Strengthening Data Literacy across the Curriculum (SDLC)

This project is developing and studying high school curriculum modules that integrate social justice topics with statistical data investigations to promote skills and interest in data science among underrepresented groups in STEM.

Full Description: 

The Strengthening Data Literacy across the Curriculum (SDLC) project is an exploratory/early stage design and development effort that aims to promote understanding of core statistical concepts and interest in quantitative data analysis among high school students from underrepresented groups in STEM. Led by a collaboration of researchers and developers at Education Development Center (EDC), statistics educators at California Polytechnic State University (Cal Poly), and technology developers at The Concord Consortium, the project is creating and studying a set of curriculum modules targeted to high school students who are taking mathematics or statistics classes that are not at advanced-placement (AP) levels. Iteratively developed and tested in collaboration with high school statistics and social studies teachers, the modules consist of applied data investigations structured around a four-step data investigation cycle that engage students in explorations of authentic social science issues using large-scale data sets from the U.S. Census Bureau. The project hypothesizes that students who engage in guided investigations using data visualization tools to explore and visualize statistical concepts may develop deeper understandings of these concepts as well as the data investigation process. Similarly, high school students – particularly those from historically marginalized groups who are underrepresented in STEM fields – may develop greater interest in statistics when they can use data to examine patterns of social and economic inequality and questions related to social justice.
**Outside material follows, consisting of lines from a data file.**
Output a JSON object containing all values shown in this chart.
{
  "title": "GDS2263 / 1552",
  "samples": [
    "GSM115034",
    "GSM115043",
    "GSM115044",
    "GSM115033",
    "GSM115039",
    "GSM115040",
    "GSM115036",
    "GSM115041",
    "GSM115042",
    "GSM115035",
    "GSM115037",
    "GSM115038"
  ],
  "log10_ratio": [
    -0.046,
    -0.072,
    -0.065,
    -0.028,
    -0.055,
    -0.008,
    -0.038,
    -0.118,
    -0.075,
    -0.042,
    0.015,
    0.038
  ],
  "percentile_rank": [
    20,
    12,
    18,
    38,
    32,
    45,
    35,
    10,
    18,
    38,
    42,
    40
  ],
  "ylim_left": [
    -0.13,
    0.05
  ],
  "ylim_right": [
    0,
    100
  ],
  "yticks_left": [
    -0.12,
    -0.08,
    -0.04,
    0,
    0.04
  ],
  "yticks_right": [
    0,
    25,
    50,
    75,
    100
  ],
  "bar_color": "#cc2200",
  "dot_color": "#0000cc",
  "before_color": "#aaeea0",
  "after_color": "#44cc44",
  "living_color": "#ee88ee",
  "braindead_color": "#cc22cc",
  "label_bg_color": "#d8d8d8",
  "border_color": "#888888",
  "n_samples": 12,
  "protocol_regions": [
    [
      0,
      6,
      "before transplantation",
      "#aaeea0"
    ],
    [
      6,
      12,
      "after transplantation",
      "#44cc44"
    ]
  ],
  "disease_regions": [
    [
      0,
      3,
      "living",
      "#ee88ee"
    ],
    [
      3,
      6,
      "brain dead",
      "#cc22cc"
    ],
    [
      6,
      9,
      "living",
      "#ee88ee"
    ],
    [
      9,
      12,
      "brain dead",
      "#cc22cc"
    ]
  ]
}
One module, Investigating Income Inequality in the U.S., focuses on describing, comparing, and making sense of quantitative variables. Students deepen their understanding of this content by investigating questions such as: How have incomes for higher- and lower-income individuals in the U.S. changed over time? How much income inequality exists between males and females in the U.S.? Does education explain the wage gap between males and females? Another module, Investigating Immigration to the U.S., focuses on describing, comparing, and making sense of categorical variables. Students investigate questions such as: Are there more immigrants in the U.S. today than in previous years? Where have immigrants to the U.S. come from, now and in the past? Are immigrants as likely as the U.S. born to be participating in the labor force, after adjusting for education? Students conduct these analyses using the Common Online Data Analysis Platform (CODAP), an open-source set of tools that supports data visualization and conceptual understanding of statistical ideas over calculations. Lessons encourage collaborative inquiry and provide students with experiences in multivariable analysis—an important domain that is underemphasized in current high school mathematics and statistics curricula but critical for analyzing data in a big-data world.

The project is using a mixed methods approach to study three primary research questions: 1) What is the feasibility of implementing SDLC modules, and what supports may teachers and students need to use the modules? 2) In what ways may different features and components of the SDLC modules help to promote positive student learning and interest outcomes? 3) To what extent do students show greater interest in statistics and data analysis, as well as improved understandings of target statistical concepts, after module use? To investigate these questions, the project has worked with 12 mathematics and six social studies teachers in diverse public high schools in Massachusetts and California to conduct iterative research with over 600 students.  Through this work, the project aims to build knowledge of curriculum-based approaches that prepare and attract more diverse populations to data science fields.